There was some damage from the previous night's windstorm; one of the porch tables blown into the side yard, Milarepa's outdoor water dish blown over by her dogloo, the lid of our recycle bin blown off, and one of the strings of Buddhist prayer flags along the front fence was broken. The house itself was not damaged, of course. All the other things were more minor annoyances than anything. I know it could have been far worse.
Sure, I suppose I could be upset about the prayer flags, but that would be so thoroughly unBuddhist of me. If anything, it's a lesson in impermanence. Someday, the other half of that string will snap, and the mountain winds will carry the set of prayer flags far and away. So it goes.

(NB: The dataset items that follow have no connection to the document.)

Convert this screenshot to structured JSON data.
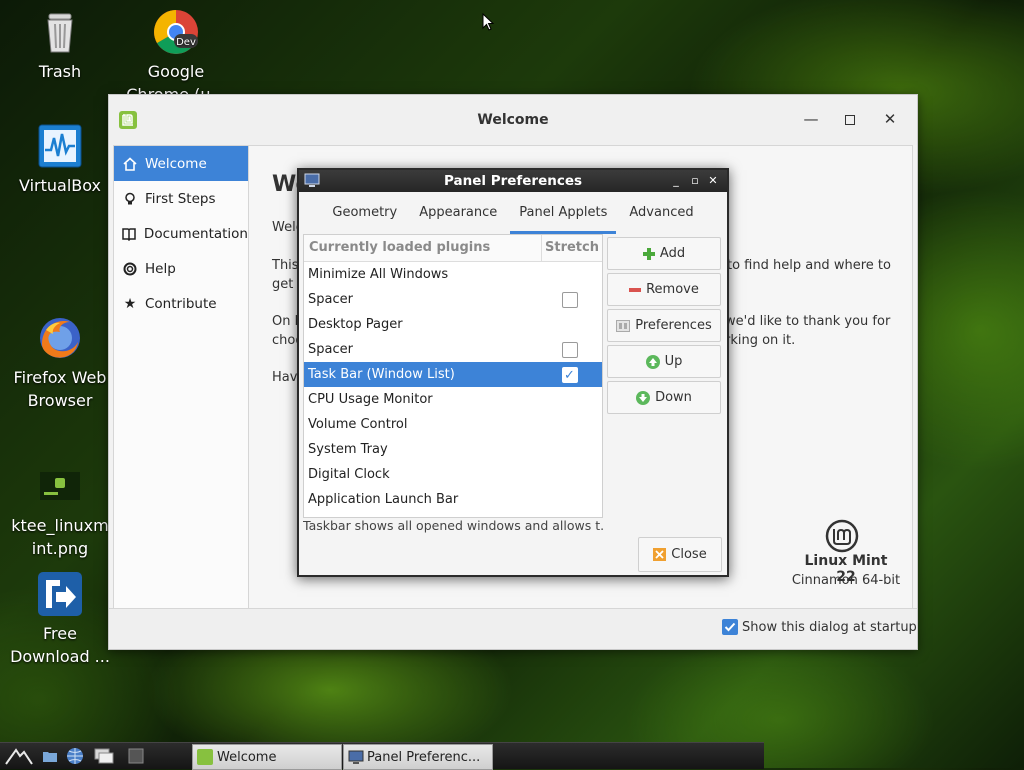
{
  "desktop": {
    "icons": [
      {
        "label": "Trash",
        "icon": "trash-icon"
      },
      {
        "label": "Google Chrome (u...",
        "icon": "chrome-dev-icon"
      },
      {
        "label": "VirtualBox",
        "icon": "virtualbox-icon"
      },
      {
        "label": "Firefox Web Browser",
        "icon": "firefox-icon"
      },
      {
        "label": "ktee_linuxmint.png",
        "icon": "image-file-icon"
      },
      {
        "label": "Free Download ...",
        "icon": "free-download-manager-icon"
      }
    ]
  },
  "welcome": {
    "title": "Welcome",
    "sidebar": [
      {
        "label": "Welcome",
        "icon": "home-icon",
        "active": true
      },
      {
        "label": "First Steps",
        "icon": "lightbulb-icon"
      },
      {
        "label": "Documentation",
        "icon": "book-icon"
      },
      {
        "label": "Help",
        "icon": "lifebuoy-icon"
      },
      {
        "label": "Contribute",
        "icon": "star-icon"
      }
    ],
    "heading": "We",
    "para0": "Welc",
    "para1_left": "This",
    "para1_left2": "get",
    "para1_right": "to find help and where to",
    "para2_left": "On b",
    "para2_left2": "choo",
    "para2_right": "we'd like to thank you for",
    "para2_right2": "rking on it.",
    "para3_left": "Hav",
    "brand_name": "Linux Mint 22",
    "brand_sub": "Cinnamon 64-bit",
    "show_at_startup": "Show this dialog at startup",
    "show_at_startup_checked": true
  },
  "panel_prefs": {
    "title": "Panel Preferences",
    "tabs": [
      {
        "label": "Geometry"
      },
      {
        "label": "Appearance"
      },
      {
        "label": "Panel Applets",
        "active": true
      },
      {
        "label": "Advanced"
      }
    ],
    "list": {
      "col_plugins": "Currently loaded plugins",
      "col_stretch": "Stretch",
      "rows": [
        {
          "name": "Minimize All Windows",
          "checkbox": false
        },
        {
          "name": "Spacer",
          "checkbox": true,
          "checked": false
        },
        {
          "name": "Desktop Pager",
          "checkbox": false
        },
        {
          "name": "Spacer",
          "checkbox": true,
          "checked": false
        },
        {
          "name": "Task Bar (Window List)",
          "checkbox": true,
          "checked": true,
          "selected": true
        },
        {
          "name": "CPU Usage Monitor",
          "checkbox": false
        },
        {
          "name": "Volume Control",
          "checkbox": false
        },
        {
          "name": "System Tray",
          "checkbox": false
        },
        {
          "name": "Digital Clock",
          "checkbox": false
        },
        {
          "name": "Application Launch Bar",
          "checkbox": false
        }
      ]
    },
    "status": "Taskbar shows all opened windows and allows t...",
    "buttons": {
      "add": "Add",
      "remove": "Remove",
      "preferences": "Preferences",
      "up": "Up",
      "down": "Down",
      "close": "Close"
    }
  },
  "taskbar": {
    "items": [
      {
        "label": "Welcome",
        "icon": "mint-icon"
      },
      {
        "label": "Panel Preferenc...",
        "icon": "monitor-icon"
      }
    ]
  },
  "colors": {
    "accent": "#3d83d7",
    "mint_green": "#87c13f",
    "add_green": "#4aa83a",
    "remove_red": "#d9534f"
  }
}
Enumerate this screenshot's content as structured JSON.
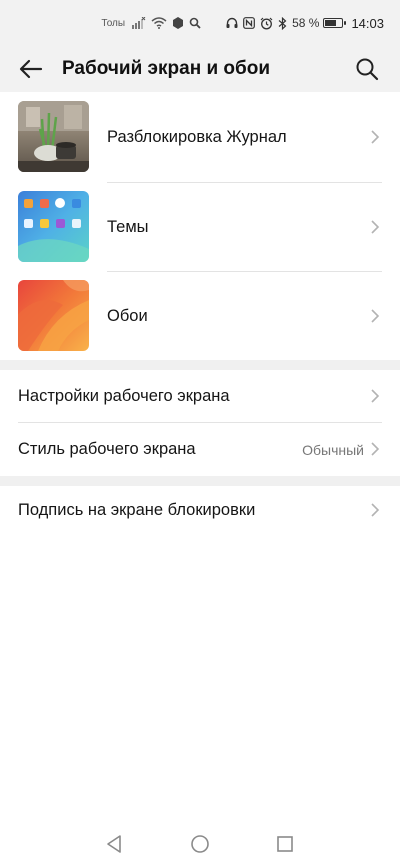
{
  "status_bar": {
    "carrier": "Толы",
    "battery": "58 %",
    "battery_level": 0.58,
    "time": "14:03"
  },
  "header": {
    "title": "Рабочий экран и обои"
  },
  "content_items": [
    {
      "label": "Разблокировка Журнал"
    },
    {
      "label": "Темы"
    },
    {
      "label": "Обои"
    }
  ],
  "settings": {
    "home_settings": "Настройки рабочего экрана",
    "home_style": "Стиль рабочего экрана",
    "home_style_value": "Обычный",
    "lock_signature": "Подпись на экране блокировки"
  },
  "colors": {
    "background": "#ffffff",
    "bar_background": "#f2f2f2",
    "text_primary": "#151515",
    "text_secondary": "#777777"
  }
}
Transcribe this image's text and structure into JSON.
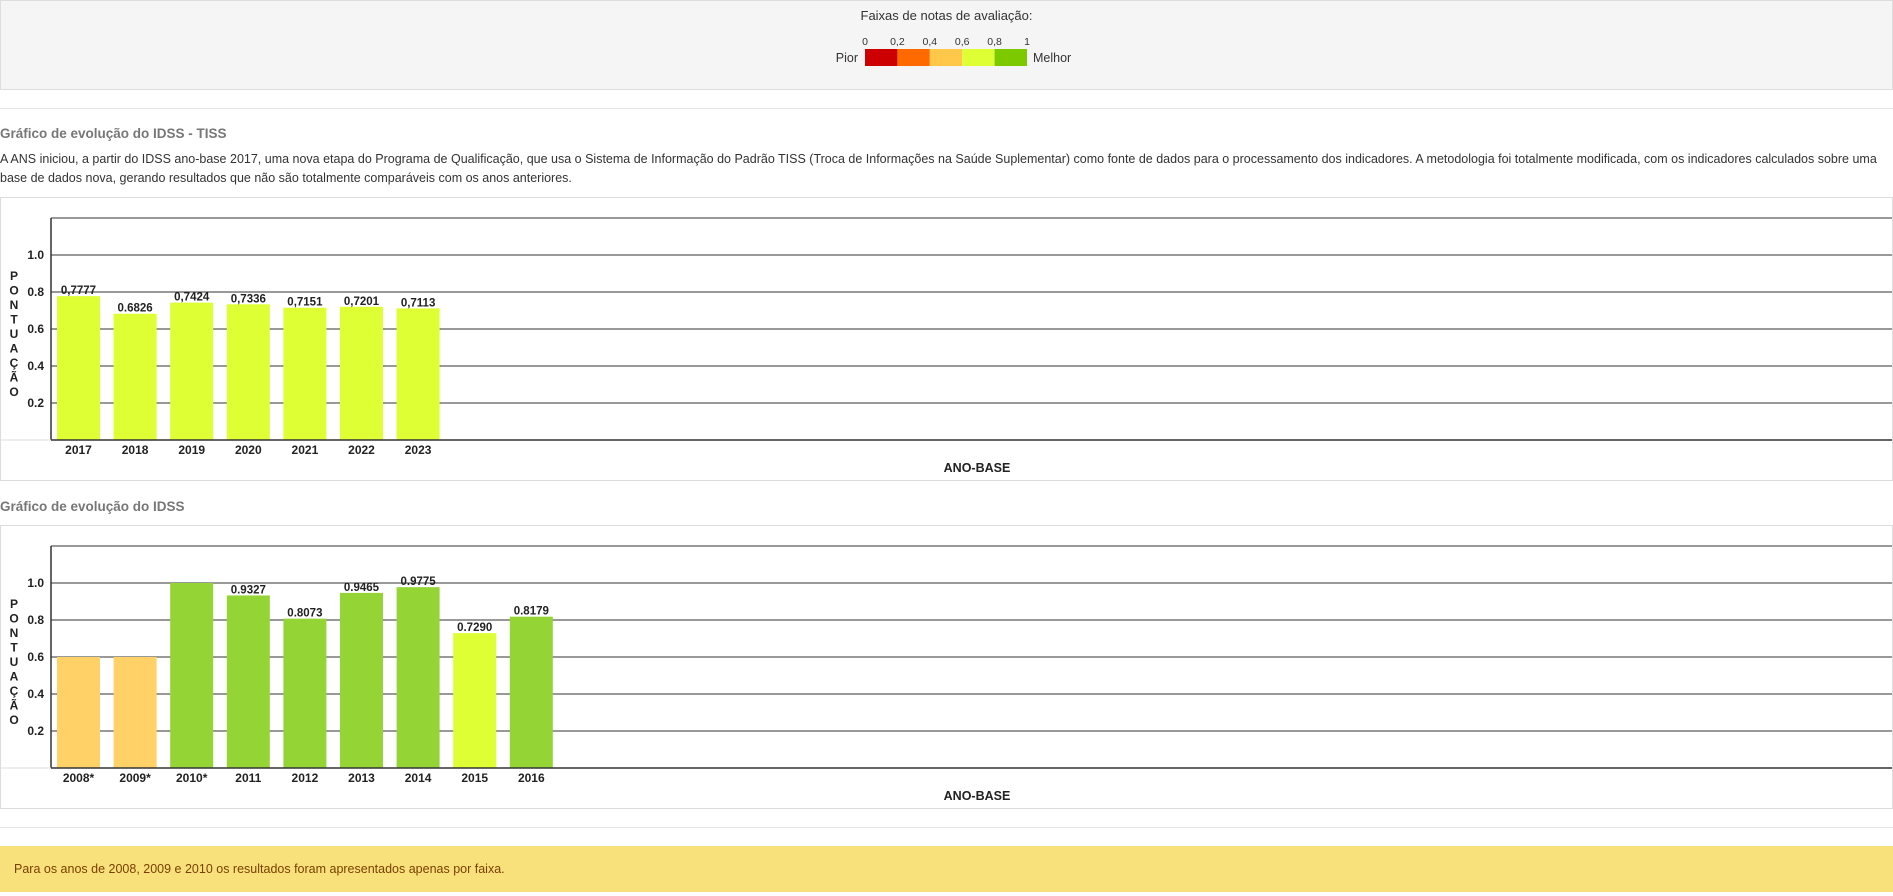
{
  "legend": {
    "title": "Faixas de notas de avaliação:",
    "worst_label": "Pior",
    "best_label": "Melhor",
    "ticks": [
      "0",
      "0,2",
      "0,4",
      "0,6",
      "0,8",
      "1"
    ],
    "band_colors": [
      "#cc0000",
      "#ff6a00",
      "#ffc84a",
      "#ddff33",
      "#7cc900"
    ]
  },
  "tiss_section": {
    "title": "Gráfico de evolução do IDSS - TISS",
    "description": "A ANS iniciou, a partir do IDSS ano-base 2017, uma nova etapa do Programa de Qualificação, que usa o Sistema de Informação do Padrão TISS (Troca de Informações na Saúde Suplementar) como fonte de dados para o processamento dos indicadores. A metodologia foi totalmente modificada, com os indicadores calculados sobre uma base de dados nova, gerando resultados que não são totalmente comparáveis com os anos anteriores."
  },
  "idss_section": {
    "title": "Gráfico de evolução do IDSS"
  },
  "note": "Para os anos de 2008, 2009 e 2010 os resultados foram apresentados apenas por faixa.",
  "chart_data": [
    {
      "type": "bar",
      "ylabel": "PONTUAÇÃO",
      "xlabel": "ANO-BASE",
      "ylim": [
        0,
        1.2
      ],
      "yticks": [
        "0.2",
        "0.4",
        "0.6",
        "0.8",
        "1.0"
      ],
      "categories": [
        "2017",
        "2018",
        "2019",
        "2020",
        "2021",
        "2022",
        "2023"
      ],
      "values": [
        0.7777,
        0.6826,
        0.7424,
        0.7336,
        0.7151,
        0.7201,
        0.7113
      ],
      "value_labels": [
        "0,7777",
        "0.6826",
        "0,7424",
        "0,7336",
        "0,7151",
        "0,7201",
        "0,7113"
      ],
      "colors": [
        "#ddff33",
        "#ddff33",
        "#ddff33",
        "#ddff33",
        "#ddff33",
        "#ddff33",
        "#ddff33"
      ],
      "grid": true
    },
    {
      "type": "bar",
      "ylabel": "PONTUAÇÃO",
      "xlabel": "ANO-BASE",
      "ylim": [
        0,
        1.2
      ],
      "yticks": [
        "0.2",
        "0.4",
        "0.6",
        "0.8",
        "1.0"
      ],
      "categories": [
        "2008*",
        "2009*",
        "2010*",
        "2011",
        "2012",
        "2013",
        "2014",
        "2015",
        "2016"
      ],
      "values": [
        0.6,
        0.6,
        1.0,
        0.9327,
        0.8073,
        0.9465,
        0.9775,
        0.729,
        0.8179
      ],
      "value_labels": [
        "",
        "",
        "",
        "0.9327",
        "0.8073",
        "0.9465",
        "0.9775",
        "0.7290",
        "0.8179"
      ],
      "colors": [
        "#ffd166",
        "#ffd166",
        "#94d435",
        "#94d435",
        "#94d435",
        "#94d435",
        "#94d435",
        "#ddff33",
        "#94d435"
      ],
      "grid": true
    }
  ]
}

Supposedly, deeper into the American Maghreb, there is quite the storm. Up and over and further away, it's snowing. Here, just ten miles east of the Roof of the World, in that Morocco, Land Furthest West, which I think of as my Kashmir, it's just overcast. A gray day.
Years and lifetimes ago, when Jezebel and I lived together, down in the city, we would react with childlike glee at the prospect of a gray day. Perhaps it was because gray is Jezzy's favorite color and Grey figures so much into my name that this made perfect sense. We would rush about the flat we shared, making sure to get ready as soon as we could, and enjoy as much of the day as possible.
There were trips to the zoo and museums. We'd grab a cup of coffee and terrorize various shoppes along Colfax and Broadway. Wandering parks and looking at old houses. Perusing ancient books and ogling over antiques. Driving around, just to burn fuel, smoking cigarettes, listening to music, and talking.
Those were the days. When Jezzy and I were in the middle of them, whilst we enjoyed them, I don't think we ever really thought they'd end. That we'd both eventually stop smoking. That she'd move to the burough township of Saudi within the greater metroplex and I'd disappear into the mountains. That we would find our respective mates and move into our own little lives with them, which involved the once-a-week phone call to one another.
Sometimes, when we're talking, the gray days come up. Most often when it's overcast. We speak in nostalgic tones about this adventure or that. Some conversation we had or a song playing during a game of rummy at Paris on the Platte. We sigh and chuckle and resolve to do something respectively with the next gray day.
As I look out the bay window at the overcast, I catch myself feeling that ting of excitement. That pull to go and do...something. Anything. A wide world of adventure lies beyond my front door, poised beneath gray day skies. It's up to me to get out there and enjoy it.